As Max Verstappen crossed the line to claim his fifth consecutive victory, he was met with a wave of boos from the Tifosi, due to the race finishing behind the Safety Car.
A Safety Car was deployed on Lap 47/53 following Daniel Ricciardo stopping his MCL36 between the two Lesmos.
The marshals attempted to push the McLaren to safety; however, due to it being stuck in gear this wasn’t possible.
The car required a tractor to lift it into a safe spot, which, of course, extended the duration of the Safety Car considerably.
By the time the Honey Badger’s car was in a safe spot, Verstappen had started the penultimate lap of the race, meaning there was insufficient time for the race to be restarted correctly.
Whilst fans and some team members were left extremely disappointed with race director Niels Wittich, Toto Wolff and Sir Lewis Hamilton both praised him for following the rulebook to a tee, something which didn’t happen at the 2021 season finale.
McLaren boss Andreas Seidl also praised Wittich for doing the “right” thing.
“In the end, race control simply applied the rules that exist, and that’s right,” he told RTL.
Seidl went on to say that it was the teams’ fault that the race ended behind a Safety Car, after explaining that the team principals couldn’t come to a decision on how to end races following a meeting after the controversial 2021 finale in Abu Dhabi.
“I think we should remember that after the events in Abu Dhabi there was a lot of discussion between the FIA, Formula 1 and all the teams involved to see how the rules can be changed to ensure races never end under a safety car, for example,” Seidl said.
“But although the FIA and Formula 1 really pushed us all to find solutions, it was up to us as teams. And pretty much all the teams didn’t agree to any change because we couldn’t agree on a better solution that is also sportingly fair.
“That’s why I think we just have to accept that unfortunately situations like this can happen,” the McLaren team principal added.
“In the end we voted for the rules to stay as they are – and as far as I can remember every single team voted that way.
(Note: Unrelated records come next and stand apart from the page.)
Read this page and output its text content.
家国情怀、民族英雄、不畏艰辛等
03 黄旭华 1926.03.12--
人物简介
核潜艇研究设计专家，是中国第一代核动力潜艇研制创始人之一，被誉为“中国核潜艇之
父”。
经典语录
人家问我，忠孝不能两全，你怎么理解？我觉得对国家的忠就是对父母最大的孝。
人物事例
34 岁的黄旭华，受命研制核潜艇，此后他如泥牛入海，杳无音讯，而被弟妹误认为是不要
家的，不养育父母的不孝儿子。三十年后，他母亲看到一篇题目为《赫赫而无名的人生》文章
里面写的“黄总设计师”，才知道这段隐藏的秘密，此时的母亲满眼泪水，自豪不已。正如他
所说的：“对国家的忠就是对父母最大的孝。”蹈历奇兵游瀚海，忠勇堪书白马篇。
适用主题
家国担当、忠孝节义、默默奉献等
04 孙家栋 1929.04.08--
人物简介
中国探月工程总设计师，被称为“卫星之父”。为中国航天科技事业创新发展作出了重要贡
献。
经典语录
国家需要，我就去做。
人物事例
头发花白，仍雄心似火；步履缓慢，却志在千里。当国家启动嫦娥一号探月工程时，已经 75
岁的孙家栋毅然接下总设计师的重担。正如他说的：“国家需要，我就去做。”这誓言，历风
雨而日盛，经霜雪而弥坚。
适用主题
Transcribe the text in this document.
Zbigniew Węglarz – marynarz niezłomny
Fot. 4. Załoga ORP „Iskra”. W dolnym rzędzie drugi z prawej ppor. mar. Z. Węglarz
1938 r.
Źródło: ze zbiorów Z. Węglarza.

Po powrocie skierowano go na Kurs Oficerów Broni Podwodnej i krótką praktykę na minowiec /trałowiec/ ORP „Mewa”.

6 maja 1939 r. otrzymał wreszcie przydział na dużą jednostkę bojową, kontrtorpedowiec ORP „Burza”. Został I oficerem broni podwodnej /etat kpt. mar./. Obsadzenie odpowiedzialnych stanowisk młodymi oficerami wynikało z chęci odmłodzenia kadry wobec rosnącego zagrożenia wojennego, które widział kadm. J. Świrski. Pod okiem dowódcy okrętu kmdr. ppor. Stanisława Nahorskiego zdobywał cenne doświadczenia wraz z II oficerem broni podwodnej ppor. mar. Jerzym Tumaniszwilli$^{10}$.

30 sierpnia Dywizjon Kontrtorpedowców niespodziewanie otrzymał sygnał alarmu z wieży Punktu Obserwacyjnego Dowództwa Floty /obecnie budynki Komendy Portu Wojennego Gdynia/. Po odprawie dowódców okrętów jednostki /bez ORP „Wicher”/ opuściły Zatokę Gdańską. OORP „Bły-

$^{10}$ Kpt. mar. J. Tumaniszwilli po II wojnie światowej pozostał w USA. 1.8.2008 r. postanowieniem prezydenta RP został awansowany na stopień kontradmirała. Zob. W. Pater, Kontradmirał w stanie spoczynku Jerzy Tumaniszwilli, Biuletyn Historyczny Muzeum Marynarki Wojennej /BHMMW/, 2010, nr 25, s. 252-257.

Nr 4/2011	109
That’s why I think we should close the issue.”
Wolff is eager for the teams to put their “heads together” and find a better solution on how to end races where an incident has neutralised proceedings, something he would “vote for”.
“We have to put our heads together at the end of the season and discuss such scenarios,” said the Austrian.
“If we change this rule, I will immediately raise my hand and vote for it.”